Results: During placebo scans, a mean difference in BPND of −0.08 (−11.71%) across all ROIs was found between methods. PET/MR scans resulted in higher BPND estimates than PET scans in all ROIs except the midbrain. A mean difference of −0.19 (−109.40%) across all ROIs between methods was observed for citalopram scans. PET/MR scans resulted in higher BPND estimates than PET scans in all ROIs. For occupancy, a mean difference of 23.12% (21.91%) was observed across all ROIs. PET/MR scans resulted in lower occupancy compared to PET scans in all ROIs except the temporal cortex. While for placebo, BPND of high-binding regions (thalamus and striatum) exhibited moderate reliability (ICC = 0.66), during citalopram scans ICC decreased (0.36–0.46). However, reliability for occupancy remained high (0.57–0.82).

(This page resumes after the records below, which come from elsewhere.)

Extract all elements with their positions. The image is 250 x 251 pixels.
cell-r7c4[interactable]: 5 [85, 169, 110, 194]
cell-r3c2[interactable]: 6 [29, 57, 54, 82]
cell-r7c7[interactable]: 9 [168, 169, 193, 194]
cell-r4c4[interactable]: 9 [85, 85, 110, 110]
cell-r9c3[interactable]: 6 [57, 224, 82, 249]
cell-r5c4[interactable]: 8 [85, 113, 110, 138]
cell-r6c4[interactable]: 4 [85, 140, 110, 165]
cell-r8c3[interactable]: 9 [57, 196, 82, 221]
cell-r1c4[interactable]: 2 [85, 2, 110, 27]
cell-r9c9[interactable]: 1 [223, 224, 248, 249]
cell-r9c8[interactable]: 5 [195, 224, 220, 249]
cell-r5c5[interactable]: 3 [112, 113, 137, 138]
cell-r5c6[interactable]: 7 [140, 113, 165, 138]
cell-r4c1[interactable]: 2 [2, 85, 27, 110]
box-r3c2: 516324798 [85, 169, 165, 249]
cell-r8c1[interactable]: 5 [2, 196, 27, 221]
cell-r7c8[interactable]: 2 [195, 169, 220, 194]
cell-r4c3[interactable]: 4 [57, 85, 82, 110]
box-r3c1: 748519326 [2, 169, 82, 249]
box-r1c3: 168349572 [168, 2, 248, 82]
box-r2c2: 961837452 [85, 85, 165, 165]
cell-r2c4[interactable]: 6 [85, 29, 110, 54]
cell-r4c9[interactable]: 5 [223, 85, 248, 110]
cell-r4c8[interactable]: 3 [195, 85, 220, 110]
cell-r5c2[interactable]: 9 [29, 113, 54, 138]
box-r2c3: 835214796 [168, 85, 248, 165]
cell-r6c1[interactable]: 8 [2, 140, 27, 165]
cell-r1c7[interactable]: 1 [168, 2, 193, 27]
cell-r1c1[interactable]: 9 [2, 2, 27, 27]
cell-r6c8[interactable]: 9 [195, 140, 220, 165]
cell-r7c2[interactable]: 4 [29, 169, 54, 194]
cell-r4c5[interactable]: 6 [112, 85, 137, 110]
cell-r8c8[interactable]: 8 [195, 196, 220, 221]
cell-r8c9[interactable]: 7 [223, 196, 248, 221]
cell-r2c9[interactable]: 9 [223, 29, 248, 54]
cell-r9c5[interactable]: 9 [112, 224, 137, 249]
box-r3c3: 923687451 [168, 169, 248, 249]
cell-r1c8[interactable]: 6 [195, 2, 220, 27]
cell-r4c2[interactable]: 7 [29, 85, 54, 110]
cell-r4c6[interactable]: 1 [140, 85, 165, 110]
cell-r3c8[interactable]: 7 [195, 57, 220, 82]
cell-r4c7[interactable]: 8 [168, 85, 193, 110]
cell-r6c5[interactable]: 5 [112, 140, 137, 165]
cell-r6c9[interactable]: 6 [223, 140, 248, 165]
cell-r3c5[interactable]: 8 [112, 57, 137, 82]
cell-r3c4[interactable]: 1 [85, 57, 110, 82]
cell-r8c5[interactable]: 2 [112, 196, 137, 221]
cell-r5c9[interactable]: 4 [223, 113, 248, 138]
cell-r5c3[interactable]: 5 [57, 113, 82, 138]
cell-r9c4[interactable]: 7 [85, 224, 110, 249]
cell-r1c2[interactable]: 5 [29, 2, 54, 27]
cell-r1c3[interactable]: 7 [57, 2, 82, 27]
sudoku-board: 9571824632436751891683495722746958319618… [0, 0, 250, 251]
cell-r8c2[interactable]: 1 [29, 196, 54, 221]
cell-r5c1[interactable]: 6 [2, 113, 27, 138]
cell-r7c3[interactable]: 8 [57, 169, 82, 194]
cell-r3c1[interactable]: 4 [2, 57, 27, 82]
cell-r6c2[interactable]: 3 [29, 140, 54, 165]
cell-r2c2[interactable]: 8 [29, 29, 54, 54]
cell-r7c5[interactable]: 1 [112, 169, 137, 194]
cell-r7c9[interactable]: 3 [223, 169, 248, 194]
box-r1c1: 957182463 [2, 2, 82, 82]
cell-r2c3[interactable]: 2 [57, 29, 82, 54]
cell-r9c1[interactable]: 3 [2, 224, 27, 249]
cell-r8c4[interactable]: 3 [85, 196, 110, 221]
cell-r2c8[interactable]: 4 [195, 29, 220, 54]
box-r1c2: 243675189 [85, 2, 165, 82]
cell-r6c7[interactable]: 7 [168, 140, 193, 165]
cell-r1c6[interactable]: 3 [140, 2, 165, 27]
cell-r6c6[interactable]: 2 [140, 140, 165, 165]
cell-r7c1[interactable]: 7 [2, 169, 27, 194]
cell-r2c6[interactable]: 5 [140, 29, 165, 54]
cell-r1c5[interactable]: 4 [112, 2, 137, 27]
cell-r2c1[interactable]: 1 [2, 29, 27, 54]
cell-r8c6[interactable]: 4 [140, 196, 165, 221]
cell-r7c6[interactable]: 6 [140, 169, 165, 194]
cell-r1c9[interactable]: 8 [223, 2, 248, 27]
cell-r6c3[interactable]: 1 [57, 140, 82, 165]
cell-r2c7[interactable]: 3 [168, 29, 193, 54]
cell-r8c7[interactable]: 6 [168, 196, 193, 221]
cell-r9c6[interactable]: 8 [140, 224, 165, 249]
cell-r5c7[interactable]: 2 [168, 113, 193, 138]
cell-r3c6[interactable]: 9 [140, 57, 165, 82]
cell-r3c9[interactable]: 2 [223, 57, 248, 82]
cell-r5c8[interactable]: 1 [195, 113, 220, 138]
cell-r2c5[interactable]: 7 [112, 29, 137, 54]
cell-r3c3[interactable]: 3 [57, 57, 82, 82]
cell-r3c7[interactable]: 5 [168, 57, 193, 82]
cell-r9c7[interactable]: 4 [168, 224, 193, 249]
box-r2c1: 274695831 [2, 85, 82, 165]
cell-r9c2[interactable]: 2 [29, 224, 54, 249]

Conclusion: Here, we demonstrated the feasibility of reliable and non-invasive SERT quantification using a [11C]DASB bolus plus constant infusion protocol at a hybrid PET/MR scanner, which might facilitate future pharmacological imaging studies. Highest agreement with established methods for quantification of occupancy and SERT BPND at baseline was observed in subcortical high-binding regions.